Cincinnati region, transit projects take overwhelming brunt of recommended transportation cuts

Ohio’s Transportation Review Advisory Council (TRAC) met today in Columbus and was greeted by 32 Cincinnati Streetcar supporters, ranging from families to young professionals, small business owners, CEOs and VPs of corporations, and city staff. The council and Ohio Department of Transportation staff members, according to UrbanCincy writer Jenny Kessler who was one of those in attendance, appeared surprised at the turnout.

The TRAC held a working meeting at 10 am with the ODOT staff (as the director of ODOT, Jerry Wright is the chairman of the TRAC) to hear the staff’s drafted recommendations for which projects to cut and keep in the 2011-2015 Major Project List . The result was a recommendation of $98 million in cuts. UrbanCincy research reveals that the way in which those cuts were administered in particularly shocking.

  • 52% of all cuts came from the state’s highest-rated project – The Cincinnati Streetcar – which is positioned to now lose 100% of all funds originally recommended for the project.
  • The Cincinnati region got hit the hardest in Ohio. 82% of all cuts recommended by the TRAC are from the Cincinnati region and account for roughly $80 million.
  • $1 million was taken from upgrades to the Queensgate rail yard that would have relieved freight rail traffic.
  • Two highway projects, from Governor John Kasich‘s (R) district, totalling $7.7 million were added to the TRAC’s listed of recommended funding.
  • Non-highway investments now only make up 26% of the TRAC’s recommended transportation projects in terms of overall funding ($18.2M) and number of projects (4).

Kessler reported that Kasich’s staff advised the TRAC to reallocate $15 million from the Cincinnati Streetcar to a bus corridor project in Canton, and $35 million from the Cincinnati Streetcar to the $3 billion Brent Spence Bridge project. What many transportation experts now seemed to be concerned about is the process in which the TRAC is being advised to cut.
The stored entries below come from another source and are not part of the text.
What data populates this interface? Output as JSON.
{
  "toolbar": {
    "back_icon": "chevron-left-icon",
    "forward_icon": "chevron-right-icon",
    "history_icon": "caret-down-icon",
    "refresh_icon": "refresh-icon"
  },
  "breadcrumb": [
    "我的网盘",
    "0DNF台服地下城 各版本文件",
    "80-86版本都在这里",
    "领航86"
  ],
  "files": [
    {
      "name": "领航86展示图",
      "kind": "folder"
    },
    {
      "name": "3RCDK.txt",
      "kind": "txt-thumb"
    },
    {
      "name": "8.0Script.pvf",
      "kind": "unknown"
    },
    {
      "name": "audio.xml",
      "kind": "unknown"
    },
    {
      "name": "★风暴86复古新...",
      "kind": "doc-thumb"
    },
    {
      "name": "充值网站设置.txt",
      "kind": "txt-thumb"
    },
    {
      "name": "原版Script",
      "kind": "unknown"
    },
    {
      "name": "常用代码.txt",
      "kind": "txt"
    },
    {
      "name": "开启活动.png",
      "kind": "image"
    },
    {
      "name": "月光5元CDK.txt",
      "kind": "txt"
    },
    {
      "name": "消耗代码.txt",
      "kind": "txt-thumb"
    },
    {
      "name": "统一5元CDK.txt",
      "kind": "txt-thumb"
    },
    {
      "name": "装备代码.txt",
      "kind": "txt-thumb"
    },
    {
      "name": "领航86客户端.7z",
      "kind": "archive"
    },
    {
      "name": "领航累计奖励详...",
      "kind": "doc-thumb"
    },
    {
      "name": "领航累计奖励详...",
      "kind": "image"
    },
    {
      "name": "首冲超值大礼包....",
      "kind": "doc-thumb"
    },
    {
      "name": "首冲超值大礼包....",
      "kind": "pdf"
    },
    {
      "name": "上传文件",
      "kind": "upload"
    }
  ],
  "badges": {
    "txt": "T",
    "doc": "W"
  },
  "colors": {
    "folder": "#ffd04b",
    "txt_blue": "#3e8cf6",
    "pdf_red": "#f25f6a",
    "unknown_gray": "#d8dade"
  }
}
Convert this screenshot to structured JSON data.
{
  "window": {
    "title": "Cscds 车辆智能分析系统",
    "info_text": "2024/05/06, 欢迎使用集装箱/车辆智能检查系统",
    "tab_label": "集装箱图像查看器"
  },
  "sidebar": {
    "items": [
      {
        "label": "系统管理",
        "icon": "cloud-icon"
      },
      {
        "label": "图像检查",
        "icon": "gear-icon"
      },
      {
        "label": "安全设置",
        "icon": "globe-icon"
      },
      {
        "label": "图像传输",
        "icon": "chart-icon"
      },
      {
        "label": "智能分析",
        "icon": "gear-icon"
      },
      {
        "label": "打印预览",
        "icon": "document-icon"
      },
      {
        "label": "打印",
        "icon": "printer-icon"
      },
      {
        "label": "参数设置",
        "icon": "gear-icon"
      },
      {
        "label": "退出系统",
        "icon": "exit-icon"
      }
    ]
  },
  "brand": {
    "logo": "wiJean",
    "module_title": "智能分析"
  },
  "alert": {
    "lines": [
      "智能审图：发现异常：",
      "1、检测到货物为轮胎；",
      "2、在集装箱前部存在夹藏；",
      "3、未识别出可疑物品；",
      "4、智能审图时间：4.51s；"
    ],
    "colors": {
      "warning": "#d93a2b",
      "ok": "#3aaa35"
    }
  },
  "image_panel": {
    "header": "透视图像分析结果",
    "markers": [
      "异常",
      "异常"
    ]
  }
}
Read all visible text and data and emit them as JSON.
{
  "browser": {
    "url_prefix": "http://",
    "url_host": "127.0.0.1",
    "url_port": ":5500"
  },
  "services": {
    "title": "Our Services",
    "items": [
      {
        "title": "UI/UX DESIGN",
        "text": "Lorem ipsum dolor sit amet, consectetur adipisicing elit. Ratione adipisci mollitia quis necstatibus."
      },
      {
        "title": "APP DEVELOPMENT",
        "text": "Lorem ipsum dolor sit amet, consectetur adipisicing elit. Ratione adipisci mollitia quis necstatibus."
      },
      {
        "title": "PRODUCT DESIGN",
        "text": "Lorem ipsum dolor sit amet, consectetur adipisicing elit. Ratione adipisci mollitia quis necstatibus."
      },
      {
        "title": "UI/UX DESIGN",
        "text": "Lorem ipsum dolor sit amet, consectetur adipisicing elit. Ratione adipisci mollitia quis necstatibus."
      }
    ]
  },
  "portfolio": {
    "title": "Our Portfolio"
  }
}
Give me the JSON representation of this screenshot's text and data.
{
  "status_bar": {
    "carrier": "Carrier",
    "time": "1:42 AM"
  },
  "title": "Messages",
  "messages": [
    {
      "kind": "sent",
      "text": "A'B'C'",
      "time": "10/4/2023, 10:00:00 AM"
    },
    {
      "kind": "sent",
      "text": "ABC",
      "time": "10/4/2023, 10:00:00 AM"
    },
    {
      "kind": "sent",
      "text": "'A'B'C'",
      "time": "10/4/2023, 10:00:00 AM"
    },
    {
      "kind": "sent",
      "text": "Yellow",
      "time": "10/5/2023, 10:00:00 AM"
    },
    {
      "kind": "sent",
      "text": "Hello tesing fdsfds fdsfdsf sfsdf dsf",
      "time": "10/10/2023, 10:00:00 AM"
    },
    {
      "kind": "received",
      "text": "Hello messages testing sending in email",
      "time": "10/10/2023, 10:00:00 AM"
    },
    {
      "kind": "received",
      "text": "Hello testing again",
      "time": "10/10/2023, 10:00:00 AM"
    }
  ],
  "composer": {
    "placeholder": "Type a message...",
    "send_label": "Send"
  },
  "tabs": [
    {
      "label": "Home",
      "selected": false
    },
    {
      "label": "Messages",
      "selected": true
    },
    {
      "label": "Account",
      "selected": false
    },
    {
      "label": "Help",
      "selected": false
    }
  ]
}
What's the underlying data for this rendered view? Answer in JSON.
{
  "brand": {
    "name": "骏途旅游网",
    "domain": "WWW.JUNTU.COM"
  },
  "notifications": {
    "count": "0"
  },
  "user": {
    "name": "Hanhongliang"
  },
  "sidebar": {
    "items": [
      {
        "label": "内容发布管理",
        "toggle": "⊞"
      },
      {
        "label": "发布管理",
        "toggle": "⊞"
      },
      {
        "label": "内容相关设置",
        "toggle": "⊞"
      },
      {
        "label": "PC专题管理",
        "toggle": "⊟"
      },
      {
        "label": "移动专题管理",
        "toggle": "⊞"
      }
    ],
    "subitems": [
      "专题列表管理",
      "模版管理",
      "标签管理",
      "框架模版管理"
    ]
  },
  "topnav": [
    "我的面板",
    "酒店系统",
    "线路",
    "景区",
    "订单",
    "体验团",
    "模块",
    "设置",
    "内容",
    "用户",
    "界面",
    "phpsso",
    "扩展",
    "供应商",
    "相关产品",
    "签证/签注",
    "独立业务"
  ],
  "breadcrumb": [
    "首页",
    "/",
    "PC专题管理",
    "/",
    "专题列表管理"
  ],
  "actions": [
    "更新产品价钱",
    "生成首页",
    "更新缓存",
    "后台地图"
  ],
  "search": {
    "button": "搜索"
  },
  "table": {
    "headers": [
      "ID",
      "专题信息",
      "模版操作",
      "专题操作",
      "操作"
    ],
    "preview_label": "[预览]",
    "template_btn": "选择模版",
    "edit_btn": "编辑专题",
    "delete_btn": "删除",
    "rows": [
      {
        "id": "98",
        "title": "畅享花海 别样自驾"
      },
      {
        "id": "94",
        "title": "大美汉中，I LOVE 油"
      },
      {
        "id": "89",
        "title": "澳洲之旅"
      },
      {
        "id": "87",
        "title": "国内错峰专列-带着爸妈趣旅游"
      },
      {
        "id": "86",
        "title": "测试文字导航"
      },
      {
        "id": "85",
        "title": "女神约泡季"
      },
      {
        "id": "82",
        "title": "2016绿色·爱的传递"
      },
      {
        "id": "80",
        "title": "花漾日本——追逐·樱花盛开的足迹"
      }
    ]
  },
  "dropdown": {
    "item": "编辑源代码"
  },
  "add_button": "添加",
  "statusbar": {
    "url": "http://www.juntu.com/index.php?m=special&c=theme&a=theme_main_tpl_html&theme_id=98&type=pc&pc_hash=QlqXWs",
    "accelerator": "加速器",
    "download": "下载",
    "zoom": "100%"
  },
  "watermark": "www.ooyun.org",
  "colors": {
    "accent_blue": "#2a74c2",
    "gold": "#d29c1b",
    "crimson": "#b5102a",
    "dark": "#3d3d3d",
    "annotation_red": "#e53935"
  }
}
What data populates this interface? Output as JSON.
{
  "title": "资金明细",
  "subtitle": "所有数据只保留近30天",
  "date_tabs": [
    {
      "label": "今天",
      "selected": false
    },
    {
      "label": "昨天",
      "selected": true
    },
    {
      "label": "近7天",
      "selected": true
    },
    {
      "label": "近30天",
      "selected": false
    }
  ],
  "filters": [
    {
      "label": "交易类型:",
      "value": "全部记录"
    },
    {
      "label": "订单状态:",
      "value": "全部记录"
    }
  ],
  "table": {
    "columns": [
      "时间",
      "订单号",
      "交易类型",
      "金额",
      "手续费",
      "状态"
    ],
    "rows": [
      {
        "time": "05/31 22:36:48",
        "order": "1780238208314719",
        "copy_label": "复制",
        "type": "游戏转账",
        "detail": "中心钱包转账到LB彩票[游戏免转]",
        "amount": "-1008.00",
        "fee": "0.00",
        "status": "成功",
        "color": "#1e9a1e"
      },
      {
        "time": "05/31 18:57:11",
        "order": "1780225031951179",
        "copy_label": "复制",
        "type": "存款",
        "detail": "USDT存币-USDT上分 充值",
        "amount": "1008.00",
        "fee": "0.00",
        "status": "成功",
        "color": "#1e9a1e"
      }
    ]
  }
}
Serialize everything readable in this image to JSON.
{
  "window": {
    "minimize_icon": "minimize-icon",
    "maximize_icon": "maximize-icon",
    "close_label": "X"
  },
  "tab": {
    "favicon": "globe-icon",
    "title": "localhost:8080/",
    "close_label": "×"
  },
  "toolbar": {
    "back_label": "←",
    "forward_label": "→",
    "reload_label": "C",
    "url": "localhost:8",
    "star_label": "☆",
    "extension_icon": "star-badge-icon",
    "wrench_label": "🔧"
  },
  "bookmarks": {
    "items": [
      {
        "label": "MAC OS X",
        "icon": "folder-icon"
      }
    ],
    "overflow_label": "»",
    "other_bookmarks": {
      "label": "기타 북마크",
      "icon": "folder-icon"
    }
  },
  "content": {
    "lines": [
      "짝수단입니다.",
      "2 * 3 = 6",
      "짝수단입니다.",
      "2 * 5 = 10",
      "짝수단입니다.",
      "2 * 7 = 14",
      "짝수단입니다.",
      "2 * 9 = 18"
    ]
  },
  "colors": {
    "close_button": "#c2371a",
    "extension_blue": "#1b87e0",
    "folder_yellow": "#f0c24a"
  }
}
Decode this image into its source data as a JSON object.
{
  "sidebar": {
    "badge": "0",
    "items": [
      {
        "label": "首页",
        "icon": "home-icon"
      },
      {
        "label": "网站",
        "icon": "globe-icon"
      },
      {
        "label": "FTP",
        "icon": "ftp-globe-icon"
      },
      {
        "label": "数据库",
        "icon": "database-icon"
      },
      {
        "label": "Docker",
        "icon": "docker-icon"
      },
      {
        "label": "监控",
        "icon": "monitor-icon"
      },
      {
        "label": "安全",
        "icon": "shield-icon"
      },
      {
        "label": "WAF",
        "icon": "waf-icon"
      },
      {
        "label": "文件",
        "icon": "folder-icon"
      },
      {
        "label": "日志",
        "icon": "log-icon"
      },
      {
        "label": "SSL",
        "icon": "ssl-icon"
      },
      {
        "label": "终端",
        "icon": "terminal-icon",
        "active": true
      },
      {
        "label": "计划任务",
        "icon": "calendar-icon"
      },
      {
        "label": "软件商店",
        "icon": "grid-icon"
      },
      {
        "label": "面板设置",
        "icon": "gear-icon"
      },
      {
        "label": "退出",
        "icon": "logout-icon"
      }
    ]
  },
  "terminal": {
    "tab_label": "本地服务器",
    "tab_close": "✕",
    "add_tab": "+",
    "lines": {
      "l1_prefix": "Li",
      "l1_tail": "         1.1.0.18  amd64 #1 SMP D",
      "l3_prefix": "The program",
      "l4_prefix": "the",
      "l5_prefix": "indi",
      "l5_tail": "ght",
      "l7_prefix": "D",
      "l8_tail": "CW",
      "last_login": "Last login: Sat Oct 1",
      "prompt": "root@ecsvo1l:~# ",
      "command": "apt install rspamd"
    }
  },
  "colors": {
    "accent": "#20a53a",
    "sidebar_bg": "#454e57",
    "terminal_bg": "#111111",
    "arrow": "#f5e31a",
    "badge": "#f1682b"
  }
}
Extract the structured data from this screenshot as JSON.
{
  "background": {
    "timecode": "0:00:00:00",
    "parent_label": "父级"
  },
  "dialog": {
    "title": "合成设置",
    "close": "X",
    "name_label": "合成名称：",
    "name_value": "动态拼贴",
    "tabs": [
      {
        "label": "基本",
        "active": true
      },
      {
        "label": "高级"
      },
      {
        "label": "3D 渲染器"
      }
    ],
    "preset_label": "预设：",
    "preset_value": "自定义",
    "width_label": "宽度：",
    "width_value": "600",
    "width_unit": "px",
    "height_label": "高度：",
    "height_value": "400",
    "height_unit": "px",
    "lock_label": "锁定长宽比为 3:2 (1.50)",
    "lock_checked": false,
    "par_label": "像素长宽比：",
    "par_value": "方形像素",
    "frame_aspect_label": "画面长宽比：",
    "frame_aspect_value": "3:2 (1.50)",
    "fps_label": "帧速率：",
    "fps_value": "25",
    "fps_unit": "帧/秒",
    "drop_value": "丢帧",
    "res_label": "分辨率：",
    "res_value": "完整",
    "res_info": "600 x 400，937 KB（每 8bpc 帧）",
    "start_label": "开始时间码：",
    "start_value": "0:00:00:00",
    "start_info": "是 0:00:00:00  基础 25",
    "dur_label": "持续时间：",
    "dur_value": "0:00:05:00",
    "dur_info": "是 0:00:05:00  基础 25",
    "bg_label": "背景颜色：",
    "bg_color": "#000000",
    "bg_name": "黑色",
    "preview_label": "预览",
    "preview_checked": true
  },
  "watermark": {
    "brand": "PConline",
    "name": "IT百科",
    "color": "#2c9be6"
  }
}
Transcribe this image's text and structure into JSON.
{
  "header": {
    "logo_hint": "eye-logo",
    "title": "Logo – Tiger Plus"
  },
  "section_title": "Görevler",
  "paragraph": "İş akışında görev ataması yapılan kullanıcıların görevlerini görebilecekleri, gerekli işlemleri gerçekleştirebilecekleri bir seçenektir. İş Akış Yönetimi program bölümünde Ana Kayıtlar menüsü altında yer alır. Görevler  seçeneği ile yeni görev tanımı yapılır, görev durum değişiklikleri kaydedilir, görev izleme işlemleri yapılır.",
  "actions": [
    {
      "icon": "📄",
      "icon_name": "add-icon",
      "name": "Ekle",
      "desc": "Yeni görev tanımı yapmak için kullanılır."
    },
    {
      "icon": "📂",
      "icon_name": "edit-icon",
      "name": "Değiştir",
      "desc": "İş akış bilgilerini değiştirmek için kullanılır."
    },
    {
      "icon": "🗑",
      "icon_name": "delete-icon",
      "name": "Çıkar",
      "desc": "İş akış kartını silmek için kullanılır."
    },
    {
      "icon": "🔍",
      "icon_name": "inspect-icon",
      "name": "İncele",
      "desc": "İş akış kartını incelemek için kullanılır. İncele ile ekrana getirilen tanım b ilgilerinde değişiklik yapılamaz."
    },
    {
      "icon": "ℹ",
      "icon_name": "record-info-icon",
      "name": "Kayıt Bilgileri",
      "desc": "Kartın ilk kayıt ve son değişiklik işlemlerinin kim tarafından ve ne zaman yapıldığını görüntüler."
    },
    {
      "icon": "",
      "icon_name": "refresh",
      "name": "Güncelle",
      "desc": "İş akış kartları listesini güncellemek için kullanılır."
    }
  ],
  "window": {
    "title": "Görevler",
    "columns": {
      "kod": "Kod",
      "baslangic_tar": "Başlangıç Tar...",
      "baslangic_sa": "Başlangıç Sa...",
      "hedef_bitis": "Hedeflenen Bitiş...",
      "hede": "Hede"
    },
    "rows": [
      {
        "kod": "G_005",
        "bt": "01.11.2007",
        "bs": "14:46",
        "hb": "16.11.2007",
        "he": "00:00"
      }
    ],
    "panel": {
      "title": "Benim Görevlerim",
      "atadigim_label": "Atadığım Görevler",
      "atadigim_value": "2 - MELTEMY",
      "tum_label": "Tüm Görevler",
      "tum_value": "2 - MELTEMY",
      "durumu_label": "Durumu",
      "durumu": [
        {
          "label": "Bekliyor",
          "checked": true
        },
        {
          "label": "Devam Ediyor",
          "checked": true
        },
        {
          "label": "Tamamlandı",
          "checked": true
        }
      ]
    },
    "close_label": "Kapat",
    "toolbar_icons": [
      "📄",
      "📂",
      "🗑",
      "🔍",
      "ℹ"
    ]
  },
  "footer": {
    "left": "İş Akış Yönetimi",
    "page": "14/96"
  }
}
“There is no legitimate reason why the TRAC should cut from the top rather than the bottom,” said All Aboard Ohio executive director Ken Prendergast. “If the TRAC ignores its own scoring process, then I’m not sure why Director Wray urged the TRAC’s creation in 1997 as a useful way to limit political influence on selecting transportation projects for funding.”

Evidently several TRAC members feel the same way. As the meeting progressed, William Brennan verbally expressed concern over the state’s top-rated project shouldering the load.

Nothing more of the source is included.